Emocje sięgały zenitu
Poprzednie akcje były strzałem w dziesiątkę. Cieszyły się niezwykłym powodzeniem wśród dzieci - i nie tylko! Nawet na półce u moich dziadków pojawił się Brokuł Bartek, choć najmłodsi członkowie naszej rodziny są już dawno po dwudziestce. Ba, nawet ja sam odbierałem naklejki. Wdzięczność znajomych z dziećmi, którym przekazywałem swoje zdobycze, była nieoceniona.Świeżakowe i słodziakowe szaleństwo dopadło całą Polskę. Żeby zdobyć upragnione maskotki ludzie narażali się nawet na kary. Jedna z mieszkanek Pułtuska zabrała kasjerce całe pudełko naklejek. Groziło jej wówczas za to 5 lat pozbawienia wolności. Do podobnego zdarzenia doszło rok później w Gliwicach. Tam 38-latek połasił się na 1800 cennych znaczków. Policja wykryła sprawcę w ciągu kilku dni. W mieszkaniu znaleziono maskotkę z naklejkami, których nie zdążył wymienić, podawał "Wprost"
Przyczyny niezwykłej popularności akcji tłumaczył nam dwa lata temu Robert Wasiak, szef Działu Obsługi Klienta w So What, firmie oferującej programy lojalnościowe. Mówił, że program Biedronki trafił do określonej grupy docelowej. Celował raczej w ludzi ze średnich i małych miejscowości i był bardzo popularny wśród osób z dziećmi w wieku szkolnym i przedszkolnym. To, wraz z połączeniem z pasją kolekcjonowania, która jest bardzo mocna w wieku szkolnym, dało akcji sukces.
– Nie można również zapomnieć o silnym wsparciu medialnym programu, dzięki któremu udało się stworzyć modę na Świeżaki.

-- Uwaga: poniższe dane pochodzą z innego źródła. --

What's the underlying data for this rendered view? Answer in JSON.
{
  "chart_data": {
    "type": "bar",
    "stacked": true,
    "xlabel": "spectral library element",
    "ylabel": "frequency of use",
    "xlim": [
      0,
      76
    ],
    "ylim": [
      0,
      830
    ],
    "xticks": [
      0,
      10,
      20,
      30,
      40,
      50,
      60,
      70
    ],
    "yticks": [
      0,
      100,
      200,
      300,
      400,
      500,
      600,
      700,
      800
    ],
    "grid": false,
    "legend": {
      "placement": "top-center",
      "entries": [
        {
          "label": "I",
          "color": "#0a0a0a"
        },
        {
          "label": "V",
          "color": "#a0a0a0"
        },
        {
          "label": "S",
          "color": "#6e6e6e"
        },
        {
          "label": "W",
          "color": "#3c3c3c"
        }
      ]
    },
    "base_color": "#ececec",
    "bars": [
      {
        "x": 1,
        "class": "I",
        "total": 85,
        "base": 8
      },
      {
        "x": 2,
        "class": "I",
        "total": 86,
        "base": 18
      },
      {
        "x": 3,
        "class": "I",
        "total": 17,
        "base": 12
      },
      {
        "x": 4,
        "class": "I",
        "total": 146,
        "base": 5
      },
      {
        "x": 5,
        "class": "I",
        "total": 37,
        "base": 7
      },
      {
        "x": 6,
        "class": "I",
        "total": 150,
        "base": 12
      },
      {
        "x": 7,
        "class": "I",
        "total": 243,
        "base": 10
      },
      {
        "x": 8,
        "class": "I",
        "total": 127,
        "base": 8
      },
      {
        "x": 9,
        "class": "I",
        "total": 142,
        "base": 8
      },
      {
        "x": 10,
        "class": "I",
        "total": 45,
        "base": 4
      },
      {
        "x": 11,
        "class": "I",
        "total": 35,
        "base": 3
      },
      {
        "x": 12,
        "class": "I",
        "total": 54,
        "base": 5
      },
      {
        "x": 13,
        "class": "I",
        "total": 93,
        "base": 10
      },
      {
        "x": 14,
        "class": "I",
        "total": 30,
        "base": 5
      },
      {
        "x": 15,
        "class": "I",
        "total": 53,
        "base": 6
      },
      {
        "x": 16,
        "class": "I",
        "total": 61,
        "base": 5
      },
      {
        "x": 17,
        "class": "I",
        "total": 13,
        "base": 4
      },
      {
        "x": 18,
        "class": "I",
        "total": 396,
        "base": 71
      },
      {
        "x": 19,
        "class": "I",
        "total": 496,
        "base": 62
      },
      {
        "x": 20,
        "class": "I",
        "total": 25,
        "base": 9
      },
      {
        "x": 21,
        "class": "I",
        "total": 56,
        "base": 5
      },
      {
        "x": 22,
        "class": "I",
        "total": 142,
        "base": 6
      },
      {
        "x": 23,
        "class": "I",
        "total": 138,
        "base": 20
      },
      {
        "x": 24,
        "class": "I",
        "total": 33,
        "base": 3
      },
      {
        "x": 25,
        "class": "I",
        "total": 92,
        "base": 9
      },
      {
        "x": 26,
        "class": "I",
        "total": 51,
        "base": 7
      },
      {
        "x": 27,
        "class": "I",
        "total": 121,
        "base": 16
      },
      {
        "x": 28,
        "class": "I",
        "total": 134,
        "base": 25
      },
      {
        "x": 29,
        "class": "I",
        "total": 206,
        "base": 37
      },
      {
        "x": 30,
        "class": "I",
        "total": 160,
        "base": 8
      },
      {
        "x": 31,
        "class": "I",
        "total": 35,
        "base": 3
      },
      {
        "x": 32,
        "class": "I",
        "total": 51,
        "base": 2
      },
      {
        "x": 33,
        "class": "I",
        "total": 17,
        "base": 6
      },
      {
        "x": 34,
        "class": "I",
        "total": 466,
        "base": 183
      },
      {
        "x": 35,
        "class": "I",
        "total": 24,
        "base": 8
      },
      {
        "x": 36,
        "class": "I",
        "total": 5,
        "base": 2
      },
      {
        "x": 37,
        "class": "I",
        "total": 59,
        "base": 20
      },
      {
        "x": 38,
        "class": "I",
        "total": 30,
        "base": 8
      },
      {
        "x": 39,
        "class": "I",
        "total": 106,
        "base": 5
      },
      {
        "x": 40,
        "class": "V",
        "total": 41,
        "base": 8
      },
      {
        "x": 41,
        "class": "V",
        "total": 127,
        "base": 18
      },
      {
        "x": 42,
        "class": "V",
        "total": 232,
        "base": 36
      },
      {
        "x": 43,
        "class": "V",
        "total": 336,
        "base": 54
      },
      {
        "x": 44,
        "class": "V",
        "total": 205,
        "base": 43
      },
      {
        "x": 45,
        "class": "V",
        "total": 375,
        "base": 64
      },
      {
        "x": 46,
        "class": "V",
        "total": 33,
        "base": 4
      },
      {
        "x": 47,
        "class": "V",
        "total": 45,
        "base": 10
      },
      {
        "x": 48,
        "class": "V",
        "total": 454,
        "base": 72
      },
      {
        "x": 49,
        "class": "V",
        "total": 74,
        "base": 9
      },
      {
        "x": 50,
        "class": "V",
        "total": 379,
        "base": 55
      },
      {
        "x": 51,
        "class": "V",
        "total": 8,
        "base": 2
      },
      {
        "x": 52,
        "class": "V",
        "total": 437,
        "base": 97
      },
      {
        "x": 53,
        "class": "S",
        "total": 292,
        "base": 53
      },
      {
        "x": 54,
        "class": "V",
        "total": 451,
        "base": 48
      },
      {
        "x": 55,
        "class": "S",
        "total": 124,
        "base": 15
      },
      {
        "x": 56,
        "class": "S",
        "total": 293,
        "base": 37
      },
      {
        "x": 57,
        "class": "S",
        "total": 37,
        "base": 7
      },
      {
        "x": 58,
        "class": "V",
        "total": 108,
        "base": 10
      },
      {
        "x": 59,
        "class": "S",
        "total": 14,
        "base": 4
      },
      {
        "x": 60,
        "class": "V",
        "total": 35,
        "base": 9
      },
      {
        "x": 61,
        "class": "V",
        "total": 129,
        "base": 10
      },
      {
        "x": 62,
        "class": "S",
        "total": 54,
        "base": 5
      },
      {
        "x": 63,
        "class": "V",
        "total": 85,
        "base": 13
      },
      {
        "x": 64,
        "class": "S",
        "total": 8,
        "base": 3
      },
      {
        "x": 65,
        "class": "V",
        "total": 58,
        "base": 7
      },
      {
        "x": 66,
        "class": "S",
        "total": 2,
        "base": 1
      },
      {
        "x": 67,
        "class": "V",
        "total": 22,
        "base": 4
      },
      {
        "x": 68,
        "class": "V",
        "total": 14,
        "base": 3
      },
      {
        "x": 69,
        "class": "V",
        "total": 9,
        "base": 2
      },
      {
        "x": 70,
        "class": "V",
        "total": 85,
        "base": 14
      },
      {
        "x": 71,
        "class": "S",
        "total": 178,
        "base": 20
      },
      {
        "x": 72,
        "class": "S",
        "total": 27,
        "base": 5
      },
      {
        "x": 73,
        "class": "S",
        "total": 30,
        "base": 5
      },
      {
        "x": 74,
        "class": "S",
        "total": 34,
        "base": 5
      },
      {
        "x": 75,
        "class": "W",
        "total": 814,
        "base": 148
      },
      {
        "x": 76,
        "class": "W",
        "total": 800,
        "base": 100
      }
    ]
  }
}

Również nazwa samych maskotek jest bardzo trafiona. Wszystkie te składowe przyczyniły się do sukcesu akcji – wyjaśniał nasz rozmówca.
Ile trzeba wydać, by otrzymać maskotkę
Żeby dostać naklejkę należy wydać jednorazowo w sklepie 50 zł. Fajniaka odbiera się za 60 naklejek. Z prostego rachunku wynika, że bonus przypada po wydaniu 3 tys. zł na zakupy w sklepie. Jednak Biedronka stanęła frontem do klienta i przewidziała szybsze metody uzupełniania kolekcji.Na każde wydane 50 zł dostaje się dodatkowe naklejki za: posiadanie karty Moja Biedronka, zakup warzywa lub owocu, produktów oferty specjalnej i takich, które tworzą wartość dla polskiej gospodarki. Przy sumiennym spełnianiu wszystkich punktów, warunkiem otrzymania Fajniaka będzie wydanie co najmniej 600 zł na produkty.
Jeśli ktoś nie ma cierpliwości do regularnych zakupów, to może dostać maskotkę w zamian za 40 naklejek i 19,90 zł. Znaczki można też wydać na książkę. Opowieść o bohaterach najnowszej akcji będzie warta 15 naklejek lub 9,99 zł.
Szczególnie zainteresowało nas kryterium otrzymania dodatkowej naklejki za zakup wartościowych dla gospodarki produktów. Maciej Łukowski, dyrektor handlowy sieci Biedronka i członek zarządu sieci powiedział w komunikacie prasowym, że sieć zdecydowała promować dodatkową naklejką takie towary, które tworzą wartość dodaną dla polskiej gospodarki: są produkowane lub modyfikowane w Polsce, gwarantują miejsca pracy w naszym kraju i wspierają jego rozwój.
Promowanie tzw. patriotyzmu ekonomicznego cieszy. Ma to szczególne znaczenie w dobie pandemii, gdy wiele firm narażonych jest na rozmaite trudności. Zwiększenie popytu na ich produkty pomoże im w tym niełatwym czasie, a gospodarkę krajową pozwoli nastawić na właściwe tory.